Menurut Katutu, pohon nyatu selama ini hanya ditemukan tumbuh di areal
berawa di Kabupaten Pangkalan Bun dan di Kecamatan Bukit Tangkiling,
Kalimantan Tengah. Tanaman yang memiliki pertumbuhan relatif cepat
tersebut selama ini tidak ditemukan di wilayah lain di Indonesia. Dalam
kurun waktu hanya enam bulan tanaman nyatu bisa tumbuh hingga mencapai 8
meter. Umur enam bulan tersebut biasanya menjadi patokan bagi para
perajin getah kayu nyatu untuk memanen pohon dengan cara mengambil
getahnya.
Dalam proses untuk mendapatkan getah, kata Katutu, para perajin getah
nyatu biasanya menebang pohon nyatu. Kemudian batang pohon nyatu di
kuliti untuk diambil bagian kulitnya. Selanjutnya, kulit kayu nyatu itu
direbus di dalam air mendidih yang sebelumnya telah dicampur dengan
minyak tanah. Proses perebusan tersebut dilakukan untuk memisahkan
(mengekstrak) getah dari kulit kayu nyatu.
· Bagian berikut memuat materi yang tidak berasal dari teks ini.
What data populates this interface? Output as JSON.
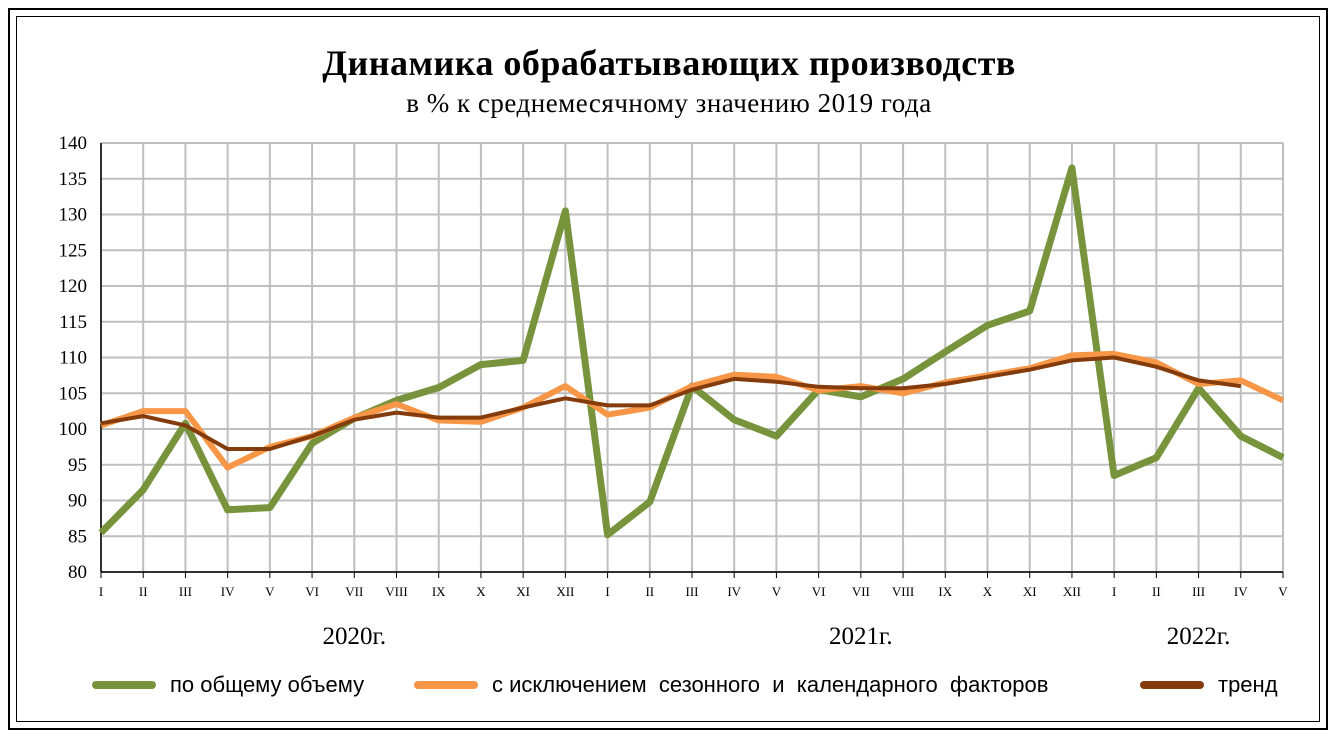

Dalam keadaan air rebusan yang masih mendidih, getah pohon nyatu yang
sudah terpisah dari kulit pohon itu kemudian diambil untuk selanjutnya
direbus kembali untuk memisahkan getah dari sisa-sisa minyak tanah.
Getah pohon nyatu yang sudah terpisah dari minyak tanah itu kemudian
dipilah-pilah untuk proses pewarnaan. Untuk memberikan warna warni pada
getah, Katutu dan para perajin getah nyatu di Kalteng biasanya
menggunakan bahan pewarna alami yang diambil dari tanaman asli di
Kalteng. Proses pewarnaan dilakukan dengan cara merebus getah nyatu itu
bersama-sama dengan bahan tanaman sumber pewarnaan alam. Biasanya
pewarna alami yang dipakai terdiri dari empat jenis warna, yaitu hitam,
kuning, merah dan hijau.
Getah nyatu yang sudah diberi bahan pewarna alam itu kemudian diambil
dan dalam keadaan masih panas (dalam rebusan air mendidih) langsung
dibentuk dan dianyam menjadi berbagai bentuk kerajinan getah nyatu.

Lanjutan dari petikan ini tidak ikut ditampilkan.